As personagens foram criadas a partir de materiais pessoais das atrizes, combinando ficção e memória, pesquisa e vivência, e trabalho de corpo e escuta. O trabalho dramatúrgico se deu nesse terreno fértil, onde política e sensibilidade se encontravam. Queríamos que o público não visse apenas “trabalhadoras diante do colapso”, mas sim pessoas reais, complexas, com sentimentos contraditórios e forças que vêm da vida e não do mito.
O trabalho corporal e vocal foi orientado por perguntas como: quem são essas mulheres que continuam indo para o trabalho mesmo com a cidade alagada, o transporte parando, a casa desabando? Que tipo de força é essa? Que tipo de silêncio ela carrega? Que linguagem ainda é possível quando a estrutura que sustenta a vida já não dá conta?

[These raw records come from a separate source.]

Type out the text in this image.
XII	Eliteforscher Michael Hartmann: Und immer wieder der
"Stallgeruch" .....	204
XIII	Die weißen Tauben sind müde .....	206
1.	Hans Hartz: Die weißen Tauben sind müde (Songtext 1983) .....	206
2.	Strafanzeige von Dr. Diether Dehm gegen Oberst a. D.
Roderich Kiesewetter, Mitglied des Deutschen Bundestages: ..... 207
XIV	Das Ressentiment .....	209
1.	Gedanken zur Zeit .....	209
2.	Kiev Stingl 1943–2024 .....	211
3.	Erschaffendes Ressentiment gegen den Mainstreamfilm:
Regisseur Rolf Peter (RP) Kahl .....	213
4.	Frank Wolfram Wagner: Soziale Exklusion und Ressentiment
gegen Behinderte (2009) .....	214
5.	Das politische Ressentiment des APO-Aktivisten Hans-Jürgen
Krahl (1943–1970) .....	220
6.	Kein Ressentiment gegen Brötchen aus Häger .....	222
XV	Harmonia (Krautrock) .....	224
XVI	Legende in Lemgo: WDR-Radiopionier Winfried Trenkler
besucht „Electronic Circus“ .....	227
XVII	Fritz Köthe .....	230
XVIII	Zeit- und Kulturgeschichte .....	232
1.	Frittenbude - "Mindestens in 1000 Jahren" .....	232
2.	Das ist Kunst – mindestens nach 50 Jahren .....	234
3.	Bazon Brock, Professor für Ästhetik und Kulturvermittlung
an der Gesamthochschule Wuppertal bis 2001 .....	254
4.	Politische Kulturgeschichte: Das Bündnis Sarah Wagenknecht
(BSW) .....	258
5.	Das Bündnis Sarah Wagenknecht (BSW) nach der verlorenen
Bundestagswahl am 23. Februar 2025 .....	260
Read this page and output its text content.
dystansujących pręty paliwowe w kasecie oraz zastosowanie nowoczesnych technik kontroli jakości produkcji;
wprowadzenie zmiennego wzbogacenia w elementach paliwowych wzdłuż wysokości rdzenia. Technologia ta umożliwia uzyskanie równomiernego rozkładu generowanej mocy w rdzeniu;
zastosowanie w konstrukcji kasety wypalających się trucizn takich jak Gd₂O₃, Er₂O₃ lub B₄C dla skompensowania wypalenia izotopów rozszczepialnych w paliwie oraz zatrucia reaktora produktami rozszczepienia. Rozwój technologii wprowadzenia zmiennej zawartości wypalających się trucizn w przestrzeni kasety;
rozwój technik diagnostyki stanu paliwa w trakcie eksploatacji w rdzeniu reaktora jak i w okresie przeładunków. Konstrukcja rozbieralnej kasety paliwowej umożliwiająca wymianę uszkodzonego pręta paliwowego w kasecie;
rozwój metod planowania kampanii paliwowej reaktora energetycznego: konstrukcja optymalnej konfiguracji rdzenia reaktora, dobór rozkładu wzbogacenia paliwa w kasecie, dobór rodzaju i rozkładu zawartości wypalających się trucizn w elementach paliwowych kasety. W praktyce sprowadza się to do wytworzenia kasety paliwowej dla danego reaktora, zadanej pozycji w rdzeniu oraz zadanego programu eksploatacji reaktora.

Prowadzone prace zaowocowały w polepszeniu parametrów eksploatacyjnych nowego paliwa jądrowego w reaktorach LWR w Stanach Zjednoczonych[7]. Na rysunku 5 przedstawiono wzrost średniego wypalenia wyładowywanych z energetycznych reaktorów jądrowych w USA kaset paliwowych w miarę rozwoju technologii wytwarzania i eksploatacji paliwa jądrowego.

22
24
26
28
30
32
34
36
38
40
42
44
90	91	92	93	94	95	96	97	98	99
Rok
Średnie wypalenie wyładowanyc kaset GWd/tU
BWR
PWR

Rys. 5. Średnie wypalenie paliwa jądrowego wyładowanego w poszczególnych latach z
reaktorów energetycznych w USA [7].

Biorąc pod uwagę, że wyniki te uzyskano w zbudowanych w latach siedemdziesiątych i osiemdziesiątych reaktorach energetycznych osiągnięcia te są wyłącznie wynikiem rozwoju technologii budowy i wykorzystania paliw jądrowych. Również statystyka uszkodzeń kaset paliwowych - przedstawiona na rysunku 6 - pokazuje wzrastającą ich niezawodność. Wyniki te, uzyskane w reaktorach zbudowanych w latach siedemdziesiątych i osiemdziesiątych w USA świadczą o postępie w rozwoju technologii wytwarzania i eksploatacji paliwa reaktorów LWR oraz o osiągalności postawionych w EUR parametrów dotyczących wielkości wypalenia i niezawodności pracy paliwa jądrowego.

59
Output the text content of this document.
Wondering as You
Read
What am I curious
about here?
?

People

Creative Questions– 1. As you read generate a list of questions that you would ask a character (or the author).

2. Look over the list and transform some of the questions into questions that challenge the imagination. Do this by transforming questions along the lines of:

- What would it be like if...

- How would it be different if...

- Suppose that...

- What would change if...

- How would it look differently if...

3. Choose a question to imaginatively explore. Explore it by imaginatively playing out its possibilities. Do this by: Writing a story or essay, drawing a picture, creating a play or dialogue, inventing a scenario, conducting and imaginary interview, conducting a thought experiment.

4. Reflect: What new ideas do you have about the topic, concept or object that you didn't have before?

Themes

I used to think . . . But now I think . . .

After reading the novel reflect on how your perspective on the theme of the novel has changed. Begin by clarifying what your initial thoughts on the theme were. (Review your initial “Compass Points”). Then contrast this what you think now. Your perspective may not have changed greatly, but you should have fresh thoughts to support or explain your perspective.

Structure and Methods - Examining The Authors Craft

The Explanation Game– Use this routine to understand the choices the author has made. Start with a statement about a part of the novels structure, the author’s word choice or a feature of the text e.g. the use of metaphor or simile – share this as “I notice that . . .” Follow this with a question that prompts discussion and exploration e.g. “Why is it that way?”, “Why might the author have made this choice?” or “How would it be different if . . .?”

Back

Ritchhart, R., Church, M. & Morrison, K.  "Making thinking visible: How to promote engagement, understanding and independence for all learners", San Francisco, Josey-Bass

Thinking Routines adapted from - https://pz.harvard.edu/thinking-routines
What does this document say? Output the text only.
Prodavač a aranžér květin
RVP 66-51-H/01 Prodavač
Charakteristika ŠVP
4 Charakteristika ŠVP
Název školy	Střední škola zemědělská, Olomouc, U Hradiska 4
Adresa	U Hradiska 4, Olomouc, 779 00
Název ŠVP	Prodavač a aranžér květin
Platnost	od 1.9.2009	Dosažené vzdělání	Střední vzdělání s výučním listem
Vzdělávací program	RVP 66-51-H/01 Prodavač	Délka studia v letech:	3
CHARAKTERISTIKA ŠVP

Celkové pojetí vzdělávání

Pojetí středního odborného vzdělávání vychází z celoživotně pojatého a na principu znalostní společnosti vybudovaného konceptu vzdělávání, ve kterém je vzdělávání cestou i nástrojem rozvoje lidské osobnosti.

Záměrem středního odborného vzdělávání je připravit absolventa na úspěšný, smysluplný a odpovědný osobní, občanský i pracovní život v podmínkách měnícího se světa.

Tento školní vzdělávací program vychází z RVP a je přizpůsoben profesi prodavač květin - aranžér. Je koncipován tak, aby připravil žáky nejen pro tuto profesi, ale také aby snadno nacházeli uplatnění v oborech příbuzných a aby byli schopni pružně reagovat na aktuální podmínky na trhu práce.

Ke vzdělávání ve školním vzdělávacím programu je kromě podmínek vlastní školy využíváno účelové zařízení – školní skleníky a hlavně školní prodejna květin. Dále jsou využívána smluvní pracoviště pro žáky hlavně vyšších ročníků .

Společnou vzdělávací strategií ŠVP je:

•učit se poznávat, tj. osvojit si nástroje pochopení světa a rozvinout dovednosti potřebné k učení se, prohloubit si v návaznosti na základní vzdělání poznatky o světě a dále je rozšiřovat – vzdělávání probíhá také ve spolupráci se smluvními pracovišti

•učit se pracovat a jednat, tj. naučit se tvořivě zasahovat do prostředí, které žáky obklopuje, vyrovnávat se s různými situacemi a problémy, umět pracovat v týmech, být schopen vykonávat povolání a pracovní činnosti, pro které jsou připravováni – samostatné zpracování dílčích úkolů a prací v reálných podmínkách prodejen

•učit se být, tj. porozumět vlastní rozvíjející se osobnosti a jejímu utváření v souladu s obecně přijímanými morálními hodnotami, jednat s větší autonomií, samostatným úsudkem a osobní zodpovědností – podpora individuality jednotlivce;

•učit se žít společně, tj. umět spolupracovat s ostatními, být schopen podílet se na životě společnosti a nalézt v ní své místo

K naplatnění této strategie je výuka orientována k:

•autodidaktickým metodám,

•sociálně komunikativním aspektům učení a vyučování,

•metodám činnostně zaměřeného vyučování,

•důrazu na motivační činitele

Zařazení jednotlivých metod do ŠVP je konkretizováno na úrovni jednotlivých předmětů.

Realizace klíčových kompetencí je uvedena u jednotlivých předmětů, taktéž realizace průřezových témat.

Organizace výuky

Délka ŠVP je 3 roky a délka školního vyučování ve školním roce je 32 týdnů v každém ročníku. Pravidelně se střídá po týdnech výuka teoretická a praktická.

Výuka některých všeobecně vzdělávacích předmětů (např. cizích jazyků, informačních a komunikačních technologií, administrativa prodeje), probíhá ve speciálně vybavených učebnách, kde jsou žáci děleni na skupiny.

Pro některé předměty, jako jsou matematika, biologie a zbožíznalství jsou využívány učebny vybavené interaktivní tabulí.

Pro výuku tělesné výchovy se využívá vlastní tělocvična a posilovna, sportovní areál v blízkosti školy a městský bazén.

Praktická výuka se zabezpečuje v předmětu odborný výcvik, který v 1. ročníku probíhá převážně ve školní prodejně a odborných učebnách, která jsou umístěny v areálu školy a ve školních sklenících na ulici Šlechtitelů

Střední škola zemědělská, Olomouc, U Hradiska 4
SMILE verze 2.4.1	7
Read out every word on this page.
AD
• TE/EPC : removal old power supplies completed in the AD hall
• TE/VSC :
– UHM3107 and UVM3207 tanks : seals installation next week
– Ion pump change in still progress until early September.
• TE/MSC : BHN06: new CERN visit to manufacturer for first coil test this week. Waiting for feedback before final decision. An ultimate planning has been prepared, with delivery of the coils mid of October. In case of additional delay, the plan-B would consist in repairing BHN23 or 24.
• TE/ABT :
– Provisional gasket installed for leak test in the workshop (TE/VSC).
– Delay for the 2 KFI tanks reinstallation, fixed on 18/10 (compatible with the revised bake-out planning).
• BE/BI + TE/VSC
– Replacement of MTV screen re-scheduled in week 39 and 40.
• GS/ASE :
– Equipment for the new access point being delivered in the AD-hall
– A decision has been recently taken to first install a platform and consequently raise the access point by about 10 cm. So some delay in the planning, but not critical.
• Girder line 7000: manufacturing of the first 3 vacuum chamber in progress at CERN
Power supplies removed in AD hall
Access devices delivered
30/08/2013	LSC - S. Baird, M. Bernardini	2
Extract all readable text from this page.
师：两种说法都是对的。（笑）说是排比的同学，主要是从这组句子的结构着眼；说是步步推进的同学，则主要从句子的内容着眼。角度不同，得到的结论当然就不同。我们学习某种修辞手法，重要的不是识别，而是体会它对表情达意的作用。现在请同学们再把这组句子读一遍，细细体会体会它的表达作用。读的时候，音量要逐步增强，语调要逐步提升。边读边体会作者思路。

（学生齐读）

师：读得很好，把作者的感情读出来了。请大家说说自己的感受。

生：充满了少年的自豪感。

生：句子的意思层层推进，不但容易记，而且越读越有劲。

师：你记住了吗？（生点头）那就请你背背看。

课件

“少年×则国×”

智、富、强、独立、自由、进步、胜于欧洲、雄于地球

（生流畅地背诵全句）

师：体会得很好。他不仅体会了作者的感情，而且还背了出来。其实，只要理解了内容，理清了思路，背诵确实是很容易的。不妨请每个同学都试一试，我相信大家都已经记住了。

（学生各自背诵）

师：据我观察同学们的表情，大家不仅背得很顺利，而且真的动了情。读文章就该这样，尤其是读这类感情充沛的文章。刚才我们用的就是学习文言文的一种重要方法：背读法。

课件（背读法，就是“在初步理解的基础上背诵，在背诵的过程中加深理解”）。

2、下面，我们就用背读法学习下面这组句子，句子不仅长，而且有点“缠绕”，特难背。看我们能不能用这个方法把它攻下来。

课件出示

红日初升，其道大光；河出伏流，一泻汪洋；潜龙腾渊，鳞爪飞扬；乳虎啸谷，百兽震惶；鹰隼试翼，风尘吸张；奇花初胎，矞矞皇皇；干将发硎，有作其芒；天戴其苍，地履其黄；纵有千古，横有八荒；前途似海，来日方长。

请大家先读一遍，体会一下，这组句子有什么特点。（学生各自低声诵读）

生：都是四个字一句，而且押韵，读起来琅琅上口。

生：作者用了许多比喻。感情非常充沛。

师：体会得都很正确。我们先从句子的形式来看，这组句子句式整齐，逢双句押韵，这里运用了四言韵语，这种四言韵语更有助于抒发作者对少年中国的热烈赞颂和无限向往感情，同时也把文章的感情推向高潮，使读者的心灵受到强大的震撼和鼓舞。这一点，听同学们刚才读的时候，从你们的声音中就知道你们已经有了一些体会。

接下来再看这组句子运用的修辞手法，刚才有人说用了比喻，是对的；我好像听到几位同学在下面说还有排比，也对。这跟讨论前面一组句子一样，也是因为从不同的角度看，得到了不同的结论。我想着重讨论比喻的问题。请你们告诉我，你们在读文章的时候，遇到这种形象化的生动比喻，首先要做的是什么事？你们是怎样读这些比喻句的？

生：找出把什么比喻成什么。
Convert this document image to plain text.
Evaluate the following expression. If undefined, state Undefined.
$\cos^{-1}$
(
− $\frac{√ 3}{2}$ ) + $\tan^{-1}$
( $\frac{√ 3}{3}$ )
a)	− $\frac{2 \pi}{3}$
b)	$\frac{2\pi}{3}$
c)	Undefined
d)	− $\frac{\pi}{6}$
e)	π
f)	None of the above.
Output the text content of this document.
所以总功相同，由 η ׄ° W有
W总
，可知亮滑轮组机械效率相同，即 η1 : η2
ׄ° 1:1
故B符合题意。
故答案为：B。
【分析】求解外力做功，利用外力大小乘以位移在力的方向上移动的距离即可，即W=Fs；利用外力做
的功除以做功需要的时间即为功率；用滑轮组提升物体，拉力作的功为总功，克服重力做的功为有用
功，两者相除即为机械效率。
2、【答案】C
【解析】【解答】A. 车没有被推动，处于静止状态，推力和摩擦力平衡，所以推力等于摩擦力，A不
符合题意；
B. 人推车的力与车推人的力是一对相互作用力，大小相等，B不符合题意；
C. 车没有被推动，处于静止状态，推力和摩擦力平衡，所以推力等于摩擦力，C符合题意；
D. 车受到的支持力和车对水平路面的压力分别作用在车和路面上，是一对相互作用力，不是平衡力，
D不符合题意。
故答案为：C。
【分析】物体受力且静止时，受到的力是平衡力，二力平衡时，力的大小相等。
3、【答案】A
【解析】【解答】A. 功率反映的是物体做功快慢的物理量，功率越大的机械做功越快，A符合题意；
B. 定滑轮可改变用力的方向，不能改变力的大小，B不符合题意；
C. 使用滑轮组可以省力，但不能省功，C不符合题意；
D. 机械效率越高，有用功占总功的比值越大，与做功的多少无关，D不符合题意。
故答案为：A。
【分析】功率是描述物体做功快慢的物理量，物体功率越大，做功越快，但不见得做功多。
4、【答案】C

Nesse mesmo sentido, também buscamos dar voz, corpo e presença a elementos como a lama, a água e o meteorito de Bendegó, não como objetos de cena, mas como entidades com suas próprias histórias. A lama que soterra e silencia; a água que inunda, leva e resiste; o meteorito que, arrancado da terra e transformado em peça de museu, carrega as marcas de uma lógica colonial de exploração e apropriação. O Bendegó, em especial, nos atravessou muito: um corpo celeste que viaja séculos até tocar o solo, e que depois vira relíquia — símbolo de um país que exibe suas ruínas como conquistas, sem escutar o que elas têm a dizer. E o museu, espaço onde a peça acontece, carrega também essa tensão: fundado sobre pilares coloniais, guardião de um patrimônio muitas vezes construído sobre o roubo cultural e a violência simbólica contra povos originários e povos negros.
Trazer esses elementos para a cena foi, portanto, uma escolha política. Fuga não é apenas sobre personagens humanas, mas sobre corpos-território, corpos-elemento, corpos-memória. Porque falar de colapso e resistência exige dar espaço para tudo aquilo que foi calado, inclusive as pedras, os rios e os vestígios do tempo.
Ao invés de criar heroínas, buscamos retratar trabalhadoras, atravessadas pelo caos, mas que seguem não por escolha, mas por necessidade. Porque o racismo ambiental se manifesta exatamente aí: no fato de que, mesmo diante da catástrofe, certos corpos não têm a opção de parar, nem de gritar, nem de recusar. E foi essa recusa que tentamos escavar no gesto, no corpo em trauma, nas palavras que custam a sair e nos olhares de cada personagem.
Bob Sousa – O espetáculo propõe uma experiência coletiva de imersão e escuta. O que você espera que o público leve consigo após atravessar essa jornada dentro do museu em ruínas?
Jennifer Souza – É um convite para atravessar um mundo em ruínas — e não um mundo imaginado, mas aquele que já está diante de nós, colapsando aos poucos, nos detalhes do cotidiano. O espaço do museu em ruínas é, ao mesmo tempo, cenário e personagem. Ele não serve apenas de fundo, mas age sobre os corpos, sobre a luz, sobre o som e sobre quem assiste.
A cena se constrói a partir de imagens fortes, de uma fisicalidade intensa e de uma composição técnica que não está ali para ilustrar, mas para tensionar sentidos. A luz, o som, a recepção do público na entrada do teatro, tudo colabora para tirar o espectador do lugar seguro e conduzi-lo a uma zona de presença e desconforto. A peça não se entrega de forma linear. Ela convida a sentir, a ficar, a perceber os vazios tanto quanto as palavras.
Nossa intenção desde as aberturas de processo sempre foi afetar, provocar uma ruptura, mesmo que pequena, na forma como olhamos para o tempo em que vivemos. Se há ruína, também há resistência. Se há lama, também há gesto. E talvez, nesse encontro entre quem assiste e quem habita a cena, nasça um espaço comum — frágil, sim, mas fértil — de possível inquietação diante do caos que é presente e é o agora.